The Investment Data Standards Organization (IDSO) is a U.S.-based organization that publishes Alternative Data standards for the finance industry. IDSO was established to support the growth of the Alternative Data industry through the creation, development, and maintenance of industry-wide standards and best practices. IDSO is a non-profit 501(c)(6) organization made up of companies in the Alternative Data industry such as data originators, intermediaries, and institutional investment funds.

== Overview ==
The Investment Data Standards Organization is an independent, non-governmental organization that publishes Alternative Data standards and best practices for personally identifiable information (PII), web crawling, and other security and compliance-related topics. Consisting of companies in the Alternative Data industry such as data originators, research providers, aggregators, and investment funds, the Investment Data Standards Organization (IDSO) represents the interests of Alternative Data industry participants and supports the acceptance and adoption of Alternative Data by institutional investors. The use of standards enables robust and reliable Alternative Data products and services that meet U.S. privacy and security requirements.

== Membership ==
IDSO serves investment managers and compliance teams in the Alternative Data industry who are interested in regulatory guidance. Companies that participate in the Alternative Data ecosystem include:
1. Raw data originators, who collect or generate data,
2. Research providers, who produce original research and derived signals,
3. Aggregators, who enrich and aggregate data, and
4. Investment funds, who use data to add value to their investment process.
IDSO publications are developed by working groups composed of representatives from these Alternative Data organizations. IDSO members work together in teams to create and edit standards and best practices.
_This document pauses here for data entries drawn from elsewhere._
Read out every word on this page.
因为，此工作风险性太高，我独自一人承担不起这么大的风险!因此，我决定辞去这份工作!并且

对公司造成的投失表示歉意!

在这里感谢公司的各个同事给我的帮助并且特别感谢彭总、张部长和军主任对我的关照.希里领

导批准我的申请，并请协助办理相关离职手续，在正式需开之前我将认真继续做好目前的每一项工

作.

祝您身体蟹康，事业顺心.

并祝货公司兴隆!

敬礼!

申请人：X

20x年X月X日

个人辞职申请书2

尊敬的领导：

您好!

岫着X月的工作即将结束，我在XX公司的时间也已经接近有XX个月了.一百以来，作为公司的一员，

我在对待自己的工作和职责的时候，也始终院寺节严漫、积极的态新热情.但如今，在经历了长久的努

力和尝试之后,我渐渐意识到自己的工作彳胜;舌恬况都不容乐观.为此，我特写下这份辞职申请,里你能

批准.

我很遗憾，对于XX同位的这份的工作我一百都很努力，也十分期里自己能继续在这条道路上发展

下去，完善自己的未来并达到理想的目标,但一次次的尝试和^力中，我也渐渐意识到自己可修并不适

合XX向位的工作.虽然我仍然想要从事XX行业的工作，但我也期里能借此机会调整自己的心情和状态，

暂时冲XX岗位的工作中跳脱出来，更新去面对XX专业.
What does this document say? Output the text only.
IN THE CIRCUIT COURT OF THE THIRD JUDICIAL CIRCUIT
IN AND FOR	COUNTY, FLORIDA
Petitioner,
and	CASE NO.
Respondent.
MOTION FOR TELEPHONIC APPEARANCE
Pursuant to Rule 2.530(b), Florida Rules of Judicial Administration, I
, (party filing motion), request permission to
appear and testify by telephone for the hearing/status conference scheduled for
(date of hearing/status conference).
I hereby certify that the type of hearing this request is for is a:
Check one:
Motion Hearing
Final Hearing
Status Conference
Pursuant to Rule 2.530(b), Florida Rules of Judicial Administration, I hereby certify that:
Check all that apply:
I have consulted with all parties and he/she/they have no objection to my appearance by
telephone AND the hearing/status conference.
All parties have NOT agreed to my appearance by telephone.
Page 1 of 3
== Membership Functions ==
Investment Data Standards Organization (IDSO) members access IDSO publications, interact with industry participants, and drive change to help shape the future of the Alternative Data industry.

== Publications ==
IDSO's main products are standards, checklists, technical reports, technical specifications, and guides. The standards currently available are related to personally identifiable information (PII), web crawling, and dataset compliance for sensitive information (SI):
1. Personally identifiable information (PII): The PII publications develop processes and risk management strategies for identifying, maintaining, and securing personally identifiable information (PII) in data sets used for investment management.
2. Web crawling: The web crawling publications provide processes and procedures for data harvested or scraped from the web.
3. Dataset compliance for sensitive information (SI): The dataset compliance publications assign a dataset compliance-level to datasets that contain sensitive information (SI).